Despite oil-service constraints and manpower shortages, many publicly held independents reported strong production growth in the second quarter. About one quarter of the 40-plus companies on the Oil and Gas Investor This Week scoreboard reported production growth of 25% or higher.
Another 25% saw growth of between 10% and 24% while 10 reported less percentage growth. The balance had production losses that ranged from 6% to 41%. Many of these were net asset sellers, since the comparable quarter in 2005, such as Forest Oil Corp., which spun out its Gulf of Mexico assets to Mariner Energy, and Kerr-McGee Corp., which launched a portfolio facelift in the summer of 2005.
Similarly, many producers boasting production growth pointed to acquisitions that helped the numbers, according to London-based Evaluate Energy analysts Hannah Mumby and Eoin Coyne. (For a list of first-half 2006 U.S. deal-making, see "Betting on the Curve" in this issue.)
Some investors may be feeling harried by the asset shuffle, but Shannon Nome, managing director, E&P research, Deutsche Bank Securities, warns that the M&A trend among the independents is here to stay.
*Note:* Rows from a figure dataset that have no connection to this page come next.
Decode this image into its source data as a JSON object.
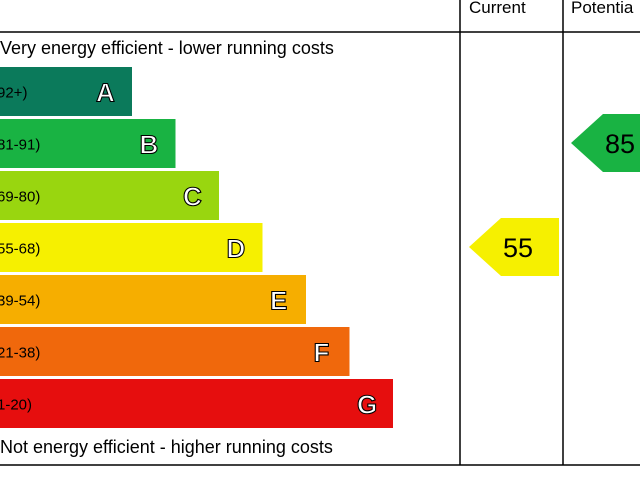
{
  "header": {
    "current_label": "Current",
    "potential_label": "Potentia"
  },
  "captions": {
    "top": "Very energy efficient - lower running costs",
    "bottom": "Not energy efficient - higher running costs"
  },
  "chart_data": {
    "type": "bar",
    "title": "",
    "categories": [
      "A",
      "B",
      "C",
      "D",
      "E",
      "F",
      "G"
    ],
    "ranges": [
      "92+)",
      "81-91)",
      "69-80)",
      "55-68)",
      "39-54)",
      "21-38)",
      "1-20)"
    ],
    "colors": [
      "#0b7a5b",
      "#19b343",
      "#99d60f",
      "#f6f000",
      "#f6ae00",
      "#f0680c",
      "#e60e0e"
    ],
    "current": {
      "value": 55,
      "band": "D",
      "color": "#f6f000"
    },
    "potential": {
      "value": 85,
      "band": "B",
      "color": "#19b343"
    }
  }
}
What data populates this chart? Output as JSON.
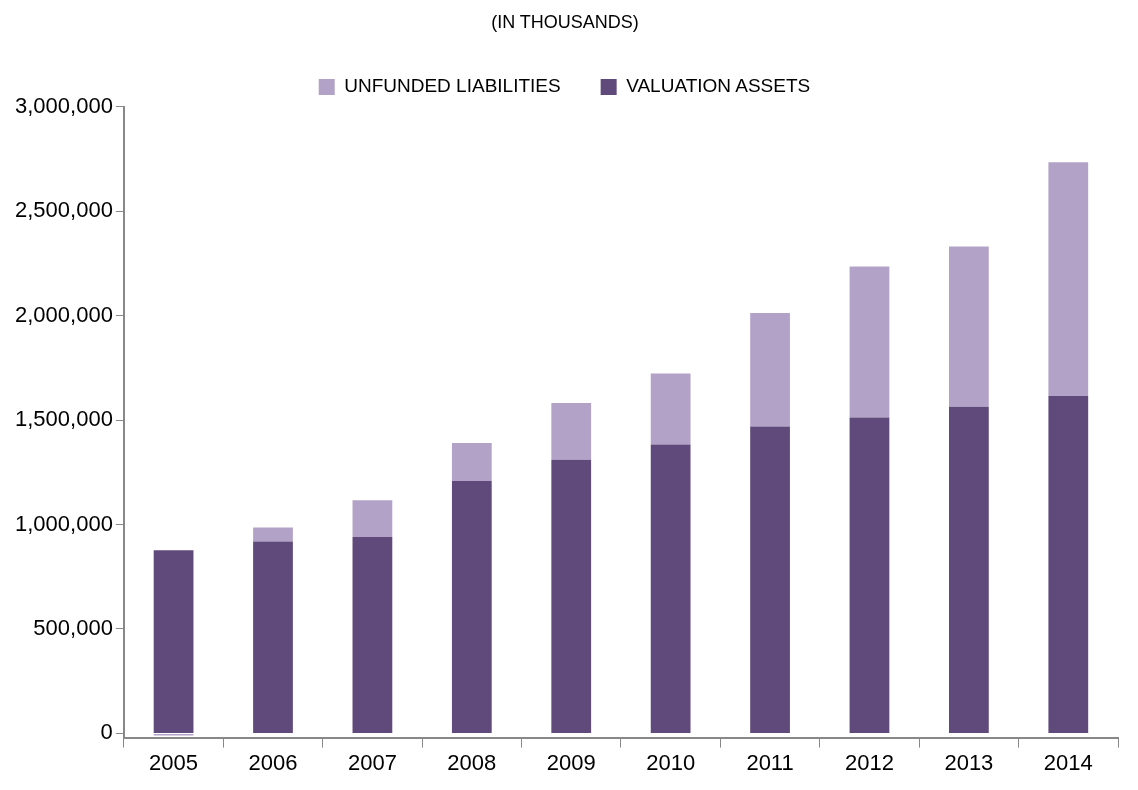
{
  "chart_data": {
    "type": "bar",
    "title": "(IN THOUSANDS)",
    "stacked": true,
    "legend": "top",
    "grid": false,
    "categories": [
      "2005",
      "2006",
      "2007",
      "2008",
      "2009",
      "2010",
      "2011",
      "2012",
      "2013",
      "2014"
    ],
    "series": [
      {
        "name": "VALUATION ASSETS",
        "color": "#604a7b",
        "values": [
          877000,
          919000,
          940000,
          1208000,
          1310000,
          1383000,
          1469000,
          1512000,
          1563000,
          1615000
        ]
      },
      {
        "name": "UNFUNDED LIABILITIES",
        "color": "#b3a2c7",
        "values": [
          -10000,
          66000,
          176000,
          182000,
          272000,
          340000,
          543000,
          723000,
          767000,
          1119000
        ]
      }
    ],
    "ylim": [
      -20000,
      3000000
    ],
    "yticks": [
      {
        "value": 0,
        "label": "0"
      },
      {
        "value": 500000,
        "label": "500,000"
      },
      {
        "value": 1000000,
        "label": "1,000,000"
      },
      {
        "value": 1500000,
        "label": "1,500,000"
      },
      {
        "value": 2000000,
        "label": "2,000,000"
      },
      {
        "value": 2500000,
        "label": "2,500,000"
      },
      {
        "value": 3000000,
        "label": "3,000,000"
      }
    ]
  }
}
"The have-nots will continue to pursue the haves. Anadarko's bold mega-transaction underscores the very real ramifications of basin maturity: growth-constrained independents will continue to pony up significant premiums to gain access to visible, multi-year, low-risk drilling-opportunity sets."
In spite of declining near-month natural gas prices, she says basin maturity in North America and elsewhere will keep commodity prices "stronger for longer," and underscore the value of independent producers armed with large, low-risk drilling inventories.
She has her eye on the low asset-intensity "resource players" moving forward, and says many unconventional resource players have underperformed year-to-date in response to weakening gas prices.
"This presents an ideal opportunity to revisit quality, growth-oriented E&P stocks that have been hindered by sector weakness. Our top picks-Chesapeake, Quicksilver, Range Resources, Southwestern Energy, Ultra Petroleum, Exco and XTO-each enjoy low and/or declining asset intensity, lean cost structures and/or high margins, and needle-moving individual prospects or prospect inventories.
"Not coincidentally, these are the very characteristics that we think drew Anadarko to Western Gas and Kerr-McGee."